India's politicians forget that their economy is not static. Thanks to economic reforms, 100m Indians have been lifted out of absolute poverty since 1991. And their fortunes were not transformed by agriculture, which represents barely a fifth of India's GDP, even though two thirds of Indians call themselves farmers. It is urban India that is booming, with jobs in call centres and in manufacturing. According to surveys, some 40 per cent of India's farmers would prefer to earn their living doing something else. Why not devise policies to encourage that?
For those who will keep working on the land, there are other solutions. The technology, investment, capital and infrastructure that Indian farmers need cannot be provided on a small scale.
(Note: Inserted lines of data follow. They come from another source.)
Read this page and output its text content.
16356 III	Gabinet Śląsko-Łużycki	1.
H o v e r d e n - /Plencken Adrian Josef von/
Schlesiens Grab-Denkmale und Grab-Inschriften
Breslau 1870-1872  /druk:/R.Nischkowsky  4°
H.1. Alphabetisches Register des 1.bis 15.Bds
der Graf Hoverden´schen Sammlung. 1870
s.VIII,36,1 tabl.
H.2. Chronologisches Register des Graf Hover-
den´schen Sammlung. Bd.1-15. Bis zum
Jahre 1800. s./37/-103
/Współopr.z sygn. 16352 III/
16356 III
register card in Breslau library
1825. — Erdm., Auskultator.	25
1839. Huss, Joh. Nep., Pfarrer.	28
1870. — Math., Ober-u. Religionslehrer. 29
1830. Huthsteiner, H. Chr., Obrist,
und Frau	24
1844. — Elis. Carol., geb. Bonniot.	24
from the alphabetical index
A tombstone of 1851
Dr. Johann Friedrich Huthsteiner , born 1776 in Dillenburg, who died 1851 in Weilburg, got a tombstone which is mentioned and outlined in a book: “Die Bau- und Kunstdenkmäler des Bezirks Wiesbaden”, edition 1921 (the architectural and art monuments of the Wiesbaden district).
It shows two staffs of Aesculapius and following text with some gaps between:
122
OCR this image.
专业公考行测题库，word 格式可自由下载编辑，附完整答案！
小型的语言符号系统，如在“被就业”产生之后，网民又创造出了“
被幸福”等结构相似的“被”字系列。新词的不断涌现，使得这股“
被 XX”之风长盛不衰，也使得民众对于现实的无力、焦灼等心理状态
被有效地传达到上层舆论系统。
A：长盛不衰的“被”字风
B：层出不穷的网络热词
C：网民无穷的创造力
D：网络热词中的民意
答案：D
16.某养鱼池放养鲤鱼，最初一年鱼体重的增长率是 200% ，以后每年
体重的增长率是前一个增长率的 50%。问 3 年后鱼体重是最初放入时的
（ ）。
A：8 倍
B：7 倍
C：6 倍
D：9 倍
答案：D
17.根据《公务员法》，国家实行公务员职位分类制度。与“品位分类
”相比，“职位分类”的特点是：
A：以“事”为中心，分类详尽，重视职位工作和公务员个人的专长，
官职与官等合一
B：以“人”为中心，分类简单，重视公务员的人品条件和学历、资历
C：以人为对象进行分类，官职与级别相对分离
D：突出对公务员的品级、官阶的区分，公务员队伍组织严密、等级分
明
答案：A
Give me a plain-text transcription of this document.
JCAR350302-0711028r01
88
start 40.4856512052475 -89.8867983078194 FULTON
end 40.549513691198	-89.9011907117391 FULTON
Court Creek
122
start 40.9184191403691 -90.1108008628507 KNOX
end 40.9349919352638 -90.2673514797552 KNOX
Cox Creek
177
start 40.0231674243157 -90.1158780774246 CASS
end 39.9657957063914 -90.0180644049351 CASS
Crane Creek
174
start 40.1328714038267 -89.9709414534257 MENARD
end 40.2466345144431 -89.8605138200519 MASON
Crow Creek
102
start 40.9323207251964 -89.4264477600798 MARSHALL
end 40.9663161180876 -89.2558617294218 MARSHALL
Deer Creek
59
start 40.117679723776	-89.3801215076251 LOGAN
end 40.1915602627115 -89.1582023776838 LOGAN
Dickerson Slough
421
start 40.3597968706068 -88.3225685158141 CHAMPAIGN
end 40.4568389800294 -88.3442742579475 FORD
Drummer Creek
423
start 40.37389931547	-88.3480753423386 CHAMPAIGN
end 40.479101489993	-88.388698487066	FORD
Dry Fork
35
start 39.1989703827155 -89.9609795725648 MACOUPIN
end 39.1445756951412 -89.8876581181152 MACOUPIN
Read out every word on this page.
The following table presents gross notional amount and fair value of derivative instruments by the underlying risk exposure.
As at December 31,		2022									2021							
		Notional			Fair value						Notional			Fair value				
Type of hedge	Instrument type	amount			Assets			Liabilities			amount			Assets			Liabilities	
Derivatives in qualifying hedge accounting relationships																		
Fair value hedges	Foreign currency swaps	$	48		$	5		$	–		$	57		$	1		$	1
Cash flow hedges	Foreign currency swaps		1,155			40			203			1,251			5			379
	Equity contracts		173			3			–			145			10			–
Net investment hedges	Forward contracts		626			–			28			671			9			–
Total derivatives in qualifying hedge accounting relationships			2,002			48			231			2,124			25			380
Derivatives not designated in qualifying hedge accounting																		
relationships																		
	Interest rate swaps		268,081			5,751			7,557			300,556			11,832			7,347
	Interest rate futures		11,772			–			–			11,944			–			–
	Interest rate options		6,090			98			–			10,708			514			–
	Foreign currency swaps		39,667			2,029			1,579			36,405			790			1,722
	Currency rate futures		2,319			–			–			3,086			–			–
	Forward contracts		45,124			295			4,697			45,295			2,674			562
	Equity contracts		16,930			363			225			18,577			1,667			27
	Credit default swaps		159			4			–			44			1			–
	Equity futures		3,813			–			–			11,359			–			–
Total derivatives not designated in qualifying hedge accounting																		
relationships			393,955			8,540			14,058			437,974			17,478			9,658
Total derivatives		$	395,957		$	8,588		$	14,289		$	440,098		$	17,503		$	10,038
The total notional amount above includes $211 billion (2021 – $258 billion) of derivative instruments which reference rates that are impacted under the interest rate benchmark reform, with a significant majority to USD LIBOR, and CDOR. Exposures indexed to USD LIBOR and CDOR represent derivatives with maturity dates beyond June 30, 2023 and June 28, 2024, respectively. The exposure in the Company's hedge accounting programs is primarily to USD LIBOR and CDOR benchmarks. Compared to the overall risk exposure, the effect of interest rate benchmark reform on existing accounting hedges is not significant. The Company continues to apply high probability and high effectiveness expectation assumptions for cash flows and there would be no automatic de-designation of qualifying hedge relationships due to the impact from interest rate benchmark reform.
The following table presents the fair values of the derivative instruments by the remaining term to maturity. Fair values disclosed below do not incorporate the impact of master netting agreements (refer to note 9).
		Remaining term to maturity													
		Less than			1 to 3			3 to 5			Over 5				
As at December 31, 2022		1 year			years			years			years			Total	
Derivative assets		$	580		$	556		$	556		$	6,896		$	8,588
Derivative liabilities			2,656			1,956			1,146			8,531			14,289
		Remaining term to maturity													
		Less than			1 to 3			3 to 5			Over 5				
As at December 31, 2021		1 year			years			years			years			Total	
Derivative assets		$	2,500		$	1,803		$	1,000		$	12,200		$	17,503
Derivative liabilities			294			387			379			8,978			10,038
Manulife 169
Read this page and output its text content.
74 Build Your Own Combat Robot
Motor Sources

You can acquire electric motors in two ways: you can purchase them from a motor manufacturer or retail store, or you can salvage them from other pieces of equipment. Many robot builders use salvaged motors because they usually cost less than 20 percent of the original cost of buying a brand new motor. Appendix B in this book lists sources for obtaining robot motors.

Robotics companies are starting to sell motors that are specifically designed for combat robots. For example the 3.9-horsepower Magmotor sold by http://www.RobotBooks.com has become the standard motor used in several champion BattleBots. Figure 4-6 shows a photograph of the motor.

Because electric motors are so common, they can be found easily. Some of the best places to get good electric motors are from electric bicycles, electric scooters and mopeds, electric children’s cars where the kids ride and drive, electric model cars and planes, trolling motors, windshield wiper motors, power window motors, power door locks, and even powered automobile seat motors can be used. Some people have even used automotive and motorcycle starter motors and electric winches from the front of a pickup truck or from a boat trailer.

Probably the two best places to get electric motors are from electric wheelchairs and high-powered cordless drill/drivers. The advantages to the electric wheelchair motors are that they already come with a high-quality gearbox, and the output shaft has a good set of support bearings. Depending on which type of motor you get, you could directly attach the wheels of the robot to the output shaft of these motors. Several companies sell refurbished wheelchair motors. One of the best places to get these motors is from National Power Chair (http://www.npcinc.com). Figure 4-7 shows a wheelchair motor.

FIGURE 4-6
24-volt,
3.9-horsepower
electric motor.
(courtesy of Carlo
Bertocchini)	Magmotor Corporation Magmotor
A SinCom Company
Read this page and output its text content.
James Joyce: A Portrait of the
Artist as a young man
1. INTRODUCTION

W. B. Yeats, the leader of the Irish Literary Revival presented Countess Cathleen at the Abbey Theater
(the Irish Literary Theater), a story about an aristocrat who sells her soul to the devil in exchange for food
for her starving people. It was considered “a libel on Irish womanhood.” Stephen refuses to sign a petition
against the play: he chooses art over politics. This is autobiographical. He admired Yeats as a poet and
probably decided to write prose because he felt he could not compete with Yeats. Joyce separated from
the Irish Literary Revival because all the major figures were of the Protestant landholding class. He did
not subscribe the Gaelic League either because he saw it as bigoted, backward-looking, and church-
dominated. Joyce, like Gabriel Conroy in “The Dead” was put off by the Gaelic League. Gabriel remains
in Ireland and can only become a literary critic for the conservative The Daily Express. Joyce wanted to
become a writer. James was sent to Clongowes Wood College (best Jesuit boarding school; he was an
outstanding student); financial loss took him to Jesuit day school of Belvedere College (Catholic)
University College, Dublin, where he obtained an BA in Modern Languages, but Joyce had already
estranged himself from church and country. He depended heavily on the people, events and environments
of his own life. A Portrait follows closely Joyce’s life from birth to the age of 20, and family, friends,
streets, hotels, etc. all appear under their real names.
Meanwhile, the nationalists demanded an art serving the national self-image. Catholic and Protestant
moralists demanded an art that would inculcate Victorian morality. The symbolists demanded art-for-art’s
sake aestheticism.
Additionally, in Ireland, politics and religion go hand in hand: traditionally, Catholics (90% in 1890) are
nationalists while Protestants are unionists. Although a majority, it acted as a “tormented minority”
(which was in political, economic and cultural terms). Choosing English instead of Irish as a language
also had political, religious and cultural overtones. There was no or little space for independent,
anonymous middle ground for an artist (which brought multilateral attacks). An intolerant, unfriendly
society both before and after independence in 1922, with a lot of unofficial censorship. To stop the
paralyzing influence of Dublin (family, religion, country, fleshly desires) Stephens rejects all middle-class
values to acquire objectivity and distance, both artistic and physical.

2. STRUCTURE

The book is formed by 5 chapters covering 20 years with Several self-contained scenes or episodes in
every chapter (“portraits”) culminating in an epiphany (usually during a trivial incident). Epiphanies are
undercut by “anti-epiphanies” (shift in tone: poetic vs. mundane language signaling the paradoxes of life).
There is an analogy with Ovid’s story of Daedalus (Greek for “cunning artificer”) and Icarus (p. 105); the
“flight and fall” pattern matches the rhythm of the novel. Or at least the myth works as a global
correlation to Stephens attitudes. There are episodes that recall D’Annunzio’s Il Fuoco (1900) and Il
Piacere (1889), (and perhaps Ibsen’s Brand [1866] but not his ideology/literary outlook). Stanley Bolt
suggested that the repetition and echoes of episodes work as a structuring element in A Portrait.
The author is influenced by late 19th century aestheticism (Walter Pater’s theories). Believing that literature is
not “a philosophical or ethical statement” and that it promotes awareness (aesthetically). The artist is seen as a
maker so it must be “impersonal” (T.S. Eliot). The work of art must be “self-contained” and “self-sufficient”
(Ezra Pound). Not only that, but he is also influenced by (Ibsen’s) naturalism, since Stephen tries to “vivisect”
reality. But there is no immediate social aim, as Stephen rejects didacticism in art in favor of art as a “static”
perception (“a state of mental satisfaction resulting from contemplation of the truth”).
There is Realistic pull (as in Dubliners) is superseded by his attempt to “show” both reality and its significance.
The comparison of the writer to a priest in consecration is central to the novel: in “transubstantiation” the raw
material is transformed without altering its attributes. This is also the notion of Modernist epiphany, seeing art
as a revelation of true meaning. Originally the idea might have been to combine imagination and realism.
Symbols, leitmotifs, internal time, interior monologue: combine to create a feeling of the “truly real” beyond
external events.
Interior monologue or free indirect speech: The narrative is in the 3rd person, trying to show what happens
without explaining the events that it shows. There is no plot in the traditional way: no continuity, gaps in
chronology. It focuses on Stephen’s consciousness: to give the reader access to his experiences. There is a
Indian agriculture needs to embrace agribusiness—it is the only way to substantially increase farm productivity. This will mean farmers become employees of others, helping till the land and harvest, sort and package the crop. It will also mean some farmers become part of ancillary industries. The model to follow here is China's town-and-village enterprises (TVEs), which offer better jobs to surplus labour from the farms. Yes, working for others will lose farmers some of their autonomy. But waged labour is a better guarantor of income than marginal farming.
Better agricultural policies could transform the lives of India's poorest farmers. Their sons and daughters could aspire to be software engineers, or join other white-collar professions. And the benefits could reach outside the country's borders. India already produces the largest volume of certain pulses and milk in the world. With the right approach, perhaps it could become a granary for the world too.